A Dutch National Holocaust Memorial is to be officially opened in Amsterdam on Sunday, after years of legal dispute.

King Willem-Alexander is to unveil the monument that was created by the Dutch Auschwitz Committee and designed by architect Daniel Liebeskind.

It is the first memorial to name all 102,000 Dutch Jews, Sinti and Roma who were murdered by the Nazis during World War II.

The city issued an emergency decree on Friday, ahead of the official opening out of concern about potential protests.

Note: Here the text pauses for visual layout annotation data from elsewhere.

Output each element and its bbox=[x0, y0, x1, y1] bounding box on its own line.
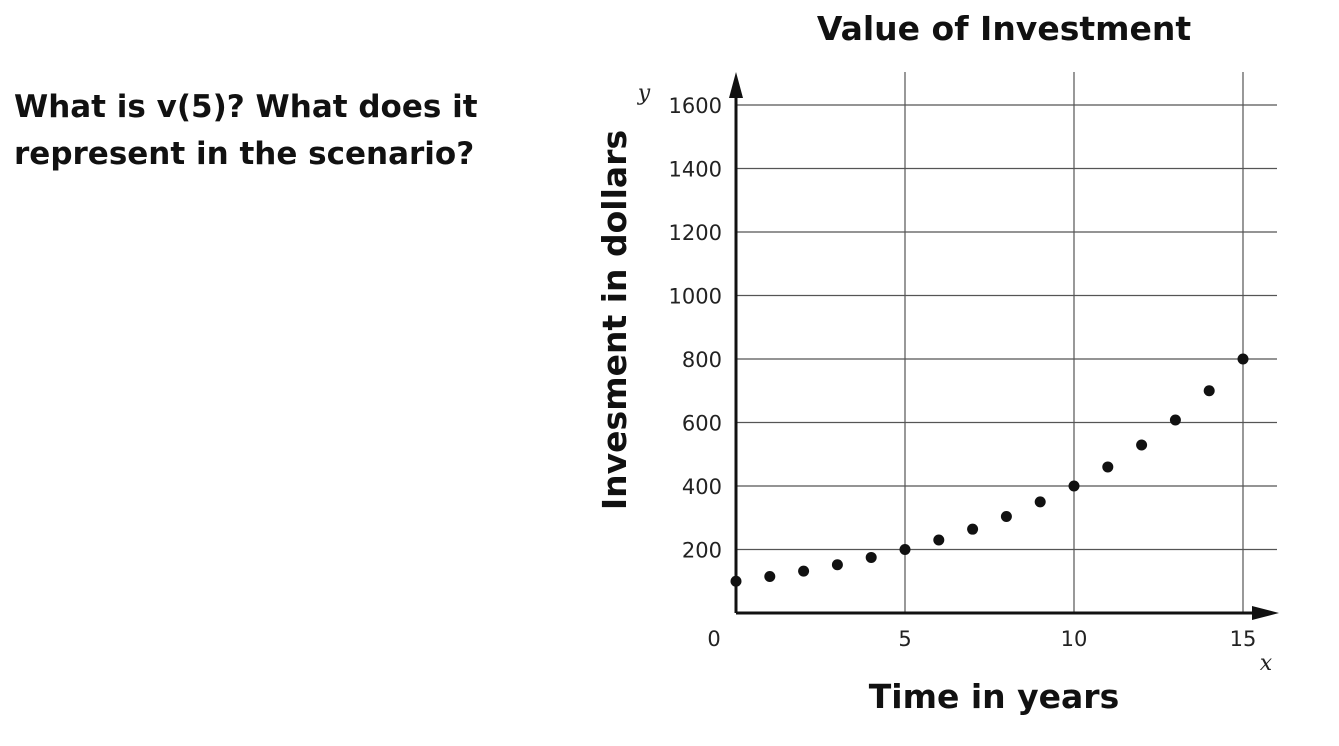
x-origin-label: 0 bbox=[707, 627, 720, 651]
x-tick-label: 15 bbox=[1230, 627, 1257, 651]
data-point bbox=[899, 544, 911, 555]
x-tick-label: 10 bbox=[1061, 627, 1088, 651]
data-point bbox=[1102, 461, 1114, 473]
data-point bbox=[1136, 439, 1148, 451]
x-axis-title: Time in years bbox=[869, 677, 1119, 716]
data-point bbox=[933, 534, 945, 546]
question-line-1: What is v(5)? What does it bbox=[14, 89, 478, 125]
chart-points bbox=[730, 353, 1249, 587]
data-point bbox=[1000, 510, 1012, 522]
data-point bbox=[1169, 414, 1181, 426]
y-tick-label: 800 bbox=[682, 348, 722, 372]
data-point bbox=[1203, 385, 1215, 397]
y-tick-label: 400 bbox=[682, 475, 722, 499]
chart-grid bbox=[736, 72, 1277, 613]
chart-tick-labels: 200 400 600 800 1000 1200 1400 1600 5 10 15 0 bbox=[669, 94, 1257, 651]
x-axis-arrow bbox=[1252, 606, 1279, 620]
data-point bbox=[1237, 353, 1249, 365]
chart-axes bbox=[729, 72, 1279, 620]
data-point bbox=[1068, 480, 1080, 492]
data-point bbox=[831, 559, 843, 571]
chart-title: Value of Investment bbox=[817, 9, 1192, 48]
y-tick-label: 1200 bbox=[669, 221, 722, 245]
y-tick-label: 600 bbox=[682, 412, 722, 436]
data-point bbox=[730, 575, 742, 587]
x-tick-label: 5 bbox=[898, 627, 911, 651]
y-tick-label: 200 bbox=[682, 539, 722, 563]
y-tick-label: 1600 bbox=[669, 94, 722, 118]
y-variable-label: y bbox=[637, 81, 651, 106]
question-text: What is v(5)? What does it represent in … bbox=[14, 84, 554, 178]
y-axis-title: Invesment in dollars bbox=[595, 130, 634, 510]
data-point bbox=[1034, 496, 1046, 508]
y-tick-label: 1000 bbox=[669, 285, 722, 309]
y-tick-label: 1400 bbox=[669, 158, 722, 182]
data-point bbox=[865, 551, 877, 563]
data-point bbox=[764, 570, 776, 582]
data-point bbox=[967, 523, 979, 535]
y-axis-arrow bbox=[729, 72, 743, 98]
x-variable-label: x bbox=[1260, 651, 1273, 676]
question-line-2: represent in the scenario? bbox=[14, 136, 475, 172]
data-point bbox=[798, 565, 810, 577]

"I'm glad it's finally here," Auschwitz Committee chairman Jacques Grishaver told dpa. "This monument gives the victims back their names 76 years after the end of the war and proves that they lived."

The monument, funded mainly through donations, is located near the near the Jewish Quarter in Amsterdam's city centre.

It consists of brick walls, which visitors can walk around, representing four Hebrew letters meaning "in memory of." At the top of the walls are steel surfaces that reflect stones, trees and the sky.

Each brick bears the name of a victim, the date they were born and the age at which they died.

Some 70 to 80 per cent of the families listed by name were killed by the Nazis.

The monument is important for the Jewish community, Grishaver said, as a place of remembrance and also education.

However, local residents took to the courts to try and prevent the construction, fearful of an onslaught of visitors and complaining of its size.

The Netherlands' highest court permitted the building to go ahead in late 2019, though Grishaver noted that this came too late for many survivors.